"Indeed," said Ercole, "I cannot imagine why they should say that it did! Some one must have put the story about. A servant, perhaps, whom you sent away."

"We did not send Regina away," answered Paoluccio, still furious. "She ran away in the night, about that time. But, as you say, she may have invented the story and sent the newspaper men here to worry our lives with their questions, out of mere spite."

"Who was this Regina?" Ercole asked. "What has she to do with it?"

"Regina? She was the servant girl we had before this one. We took her out of charity."

"The daughter of some relation, no doubt," Ercole suggested.

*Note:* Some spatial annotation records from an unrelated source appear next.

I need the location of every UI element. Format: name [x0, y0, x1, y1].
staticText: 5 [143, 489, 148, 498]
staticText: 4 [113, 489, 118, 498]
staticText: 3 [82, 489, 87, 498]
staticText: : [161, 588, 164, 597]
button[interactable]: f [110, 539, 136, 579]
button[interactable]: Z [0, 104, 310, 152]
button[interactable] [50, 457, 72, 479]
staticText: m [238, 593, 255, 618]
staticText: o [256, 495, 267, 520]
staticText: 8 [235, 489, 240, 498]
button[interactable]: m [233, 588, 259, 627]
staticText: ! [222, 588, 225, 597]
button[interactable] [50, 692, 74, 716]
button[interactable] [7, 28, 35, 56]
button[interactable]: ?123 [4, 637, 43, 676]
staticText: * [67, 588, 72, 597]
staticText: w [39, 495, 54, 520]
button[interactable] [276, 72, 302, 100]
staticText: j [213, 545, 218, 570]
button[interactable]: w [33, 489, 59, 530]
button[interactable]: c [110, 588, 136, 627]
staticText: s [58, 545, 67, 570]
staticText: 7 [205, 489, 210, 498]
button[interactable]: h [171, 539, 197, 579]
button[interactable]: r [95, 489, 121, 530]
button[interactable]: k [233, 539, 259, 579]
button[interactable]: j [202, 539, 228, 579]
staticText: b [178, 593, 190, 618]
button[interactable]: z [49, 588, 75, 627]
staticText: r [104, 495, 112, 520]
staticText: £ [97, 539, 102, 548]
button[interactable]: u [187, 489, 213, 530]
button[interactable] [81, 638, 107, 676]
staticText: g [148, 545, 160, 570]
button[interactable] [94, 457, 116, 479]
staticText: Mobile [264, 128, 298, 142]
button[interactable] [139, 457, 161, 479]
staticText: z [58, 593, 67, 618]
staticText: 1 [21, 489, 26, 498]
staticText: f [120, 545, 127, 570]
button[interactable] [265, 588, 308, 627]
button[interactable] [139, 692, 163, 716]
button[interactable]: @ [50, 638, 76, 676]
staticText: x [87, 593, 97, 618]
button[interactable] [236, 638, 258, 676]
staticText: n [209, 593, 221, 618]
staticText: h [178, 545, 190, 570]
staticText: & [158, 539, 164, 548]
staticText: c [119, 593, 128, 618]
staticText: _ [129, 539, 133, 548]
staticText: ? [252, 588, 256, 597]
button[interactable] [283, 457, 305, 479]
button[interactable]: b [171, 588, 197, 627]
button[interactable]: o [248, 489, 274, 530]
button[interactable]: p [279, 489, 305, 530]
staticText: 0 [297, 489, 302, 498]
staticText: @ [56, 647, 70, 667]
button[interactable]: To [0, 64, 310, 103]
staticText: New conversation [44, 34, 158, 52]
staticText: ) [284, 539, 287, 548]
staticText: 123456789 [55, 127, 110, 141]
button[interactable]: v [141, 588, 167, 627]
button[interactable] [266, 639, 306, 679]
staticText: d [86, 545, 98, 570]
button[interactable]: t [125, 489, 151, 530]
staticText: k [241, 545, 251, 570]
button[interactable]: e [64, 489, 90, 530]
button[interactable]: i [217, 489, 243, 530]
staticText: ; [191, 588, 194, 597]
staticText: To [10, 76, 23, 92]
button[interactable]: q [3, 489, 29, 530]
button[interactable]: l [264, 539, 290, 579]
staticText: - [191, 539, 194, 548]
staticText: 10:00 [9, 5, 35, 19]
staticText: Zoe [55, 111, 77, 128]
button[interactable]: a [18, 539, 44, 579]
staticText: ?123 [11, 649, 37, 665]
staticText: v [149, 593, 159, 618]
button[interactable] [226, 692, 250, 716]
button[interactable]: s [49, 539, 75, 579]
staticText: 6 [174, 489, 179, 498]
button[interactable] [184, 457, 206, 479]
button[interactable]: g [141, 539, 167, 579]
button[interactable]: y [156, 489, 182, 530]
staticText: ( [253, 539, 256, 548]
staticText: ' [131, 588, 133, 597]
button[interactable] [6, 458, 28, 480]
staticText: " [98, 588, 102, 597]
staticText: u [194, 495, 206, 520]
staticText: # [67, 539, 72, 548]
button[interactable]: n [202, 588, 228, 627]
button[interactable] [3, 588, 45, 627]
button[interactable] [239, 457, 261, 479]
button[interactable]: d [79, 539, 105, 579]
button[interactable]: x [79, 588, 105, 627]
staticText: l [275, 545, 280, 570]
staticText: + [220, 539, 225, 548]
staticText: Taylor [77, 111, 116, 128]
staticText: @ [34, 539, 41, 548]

"May that never be, if it please the Madonna!" cried Paoluccio. "A relation? Thank God we have always been honest people in my father's house! No, it was not a relation. She came of a crooked race. Her mother took a lover, and her father killed him, here on the Frascati road, and almost killed her too; but the law gave him the right and he went free."

"And then, what did he do?" asked Ercole, slowly putting the remains of his bread into his canvas bag.

"What did he do? He went away and never came back. What should he do?"

"Quite right. And the woman, what became of her?"

"She took other men, for she had no shame. And at last one of them was jealous, and struck her on the head with a paving stone, not meaning to kill her; but she died."